IOS 2024 Summary
Institutionalization of IOS
2024 marked a turning point for the Industrial Outdoor Storage (IOS) sector, driven by heightened investor interest and increased institutional participation. A notable example was the Peakstone acquisition of an Alterra IOS fund, signifying the growing recognition of IOS as a valuable asset class. Nationwide activity surged, underscoring the expanding appeal of this niche market.
One significant development in 2024 was the evolving classification of IOS assets. Municipalities continue to scrutinize the use, making zonings restrictive, restrictions, often mandating site improvements to comply with new standards. At the same time, tenants have begun to demand enhanced yards and building specifications to meet their operational needs. These evolving requirements are expected to drive rent increases and spur new developments in growth markets throughout 2025. This will also create further flight to quality.
Investor Demand and Market Dynamics
Investor demand for IOS remains robust, bolstered by favorable long-term market dynamics. Increased capital expenditure requirements (forced by flight to quality and stringent zoning regulations) create high barriers to entry, ensuring supply constraints in key in-fill markets. Despite a low national vacancy rate of approximately 2.7%, the rising cost of capital has begun to impact the market. Federal Reserve policies have led to a 36.6% decline in the square footage under construction, slowing tenant expansion and decelerating net absorption of new developments.
Tenant demand remains strong. With interest rates remaining high throughout 2024, development was prohibited, forcing competition for the limited supply in the market. This dynamic further contributed to favorable rent growth and heightened activity in established markets. Investor demand is increasingly focused on growth markets and pivotal logistical locations such as highway systems, ports, and intermodal hubs, where the strategic advantages amplify the value of IOS assets.
Policy changes also loom large over the IOS sector. The incoming administration’s proposal to impose tariffs on all imported goods could significantly reduce cross-border traffic, particularly affecting truck parking. In response, international manufacturing companies have started reevaluating site selection strategies to address potential challenges.
Dallas: A Market in High Demand
The Dallas IOS market experienced significant transaction volume in 2024, driven by strong demand from the logistics, e-commerce, construction, and transportation sectors. The region’s expanding supply chain infrastructure, coupled with limited land availability in prime locations, fueled rising rental rates. High-demand submarkets such as South Dallas, areas near DFW International Airport, and the I-45 and I-30 corridors saw the majority of activity. Institutional investors and regional developers were particularly drawn to the market, enticed by stable income potential and escalating demand for outdoor storage space.

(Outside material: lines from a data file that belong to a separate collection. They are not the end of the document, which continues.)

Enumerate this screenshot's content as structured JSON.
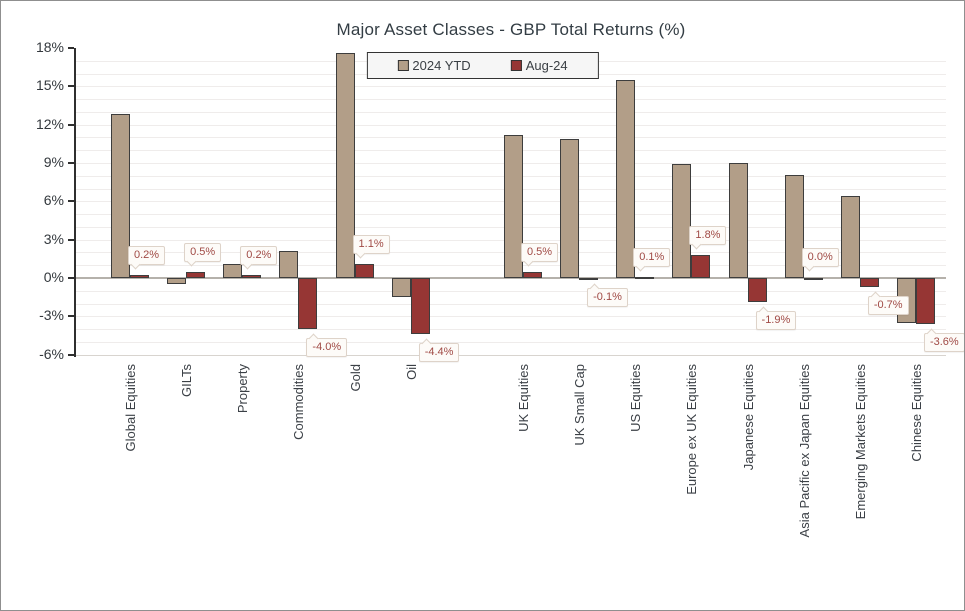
{
  "chart_data": {
    "type": "bar",
    "title": "Major Asset Classes - GBP Total Returns (%)",
    "categories": [
      "Global Equities",
      "GILTs",
      "Property",
      "Commodities",
      "Gold",
      "Oil",
      "",
      "UK Equities",
      "UK Small Cap",
      "US Equities",
      "Europe ex UK Equities",
      "Japanese Equities",
      "Asia Pacific ex Japan Equities",
      "Emerging Markets Equities",
      "Chinese Equities"
    ],
    "series": [
      {
        "name": "2024 YTD",
        "color": "#b29e88",
        "values": [
          12.8,
          -0.5,
          1.1,
          2.1,
          17.6,
          -1.5,
          null,
          11.2,
          10.9,
          15.5,
          8.9,
          9.0,
          8.1,
          6.4,
          -3.5
        ]
      },
      {
        "name": "Aug-24",
        "color": "#963634",
        "values": [
          0.2,
          0.5,
          0.2,
          -4.0,
          1.1,
          -4.4,
          null,
          0.5,
          -0.1,
          0.1,
          1.8,
          -1.9,
          0.0,
          -0.7,
          -3.6
        ],
        "data_labels": [
          "0.2%",
          "0.5%",
          "0.2%",
          "-4.0%",
          "1.1%",
          "-4.4%",
          null,
          "0.5%",
          "-0.1%",
          "0.1%",
          "1.8%",
          "-1.9%",
          "0.0%",
          "-0.7%",
          "-3.6%"
        ]
      }
    ],
    "ylim": [
      -6,
      18
    ],
    "ytick_step": 3,
    "ytick_labels": [
      "18%",
      "15%",
      "12%",
      "9%",
      "6%",
      "3%",
      "0%",
      "-3%",
      "-6%"
    ],
    "grid": "minor horizontal lines every 1%, emphasized zero line",
    "legend_position": "top-center",
    "bar_border_color": "#3d3d3d",
    "data_label_text_color": "#a04a45"
  }
}
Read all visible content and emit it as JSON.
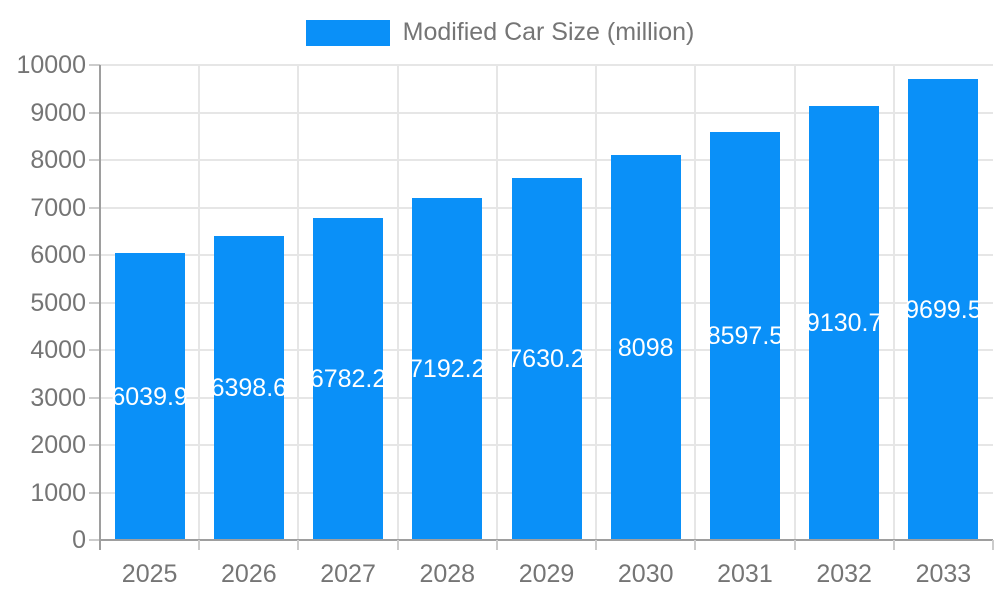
{
  "chart_data": {
    "type": "bar",
    "title": "Modified Car Size (million)",
    "legend_position": "top",
    "categories": [
      "2025",
      "2026",
      "2027",
      "2028",
      "2029",
      "2030",
      "2031",
      "2032",
      "2033"
    ],
    "series": [
      {
        "name": "Modified Car Size (million)",
        "values": [
          6039.9,
          6398.6,
          6782.2,
          7192.2,
          7630.2,
          8098,
          8597.5,
          9130.7,
          9699.5
        ],
        "labels": [
          "6039.9",
          "6398.6",
          "6782.2",
          "7192.2",
          "7630.2",
          "8098",
          "8597.5",
          "9130.7",
          "9699.5"
        ]
      }
    ],
    "xlabel": "",
    "ylabel": "",
    "ylim": [
      0,
      10000
    ],
    "ytick_step": 1000,
    "ytick_labels": [
      "0",
      "1000",
      "2000",
      "3000",
      "4000",
      "5000",
      "6000",
      "7000",
      "8000",
      "9000",
      "10000"
    ],
    "grid": true,
    "colors": {
      "bar": "#0a90f8",
      "bar_label_text": "#ffffff",
      "axis_text": "#757575",
      "axis_line": "#9e9e9e",
      "gridline": "#e6e6e6",
      "minor_tick": "#cccccc"
    }
  }
}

Leasing activity remained vibrant, with companies increasingly opting for short-term, flexible leases to address fleet parking, equipment storage, and project-based requirements. Prime locations commanded premium rental rates, though exact figures remain to be detailed. Despite challenges like rising construction costs and interest rates, pre-leasing deals mitigated development risks, ensuring sustained market appeal. However, land scarcity and escalating costs could temper new development in 2025.
Fort Worth: A Resilient Market
Fort Worth’s IOS market witnessed increased activity in the latter half of 2024. While new construction starts declined compared to earlier quarters, net absorption surged in Q3, leading to a notable drop in vacancy rates. Rent growth slowed overall but remained strong for well-located in-fill facilities, benefiting from high transportation and construction costs, demand in submarkets like Alliance, and zoning changes limiting supply in areas such as southeast Fort Worth.
Market rents for in-fill IOS climbed to an average of $5,500 per acre per month, reflecting a $500 increase from earlier in the year. In contrast, rental rates for assets in outlying areas remained flat. As the trucking and freight recession concluded, demand for IOS assets rebounded, with contractors and suppliers stockpiling inventory to hedge against potential tariff-related cost increases. Fort Worth, as a key intermodal distribution hub, is poised for further growth in 2025, supported by its strategic positioning and robust market fundamentals.
Conclusion
The IOS sector continues to exhibit strong potential, driven by institutional investment, tenant demand, and evolving market dynamics. While challenges such as rising capital costs and policy uncertainties persist, the sector’s high barriers to entry and constrained supply create a favorable environment for sustained growth. With key markets like Dallas and Fort Worth leading the charge, the IOS market is well-positioned for another dynamic year in 2025.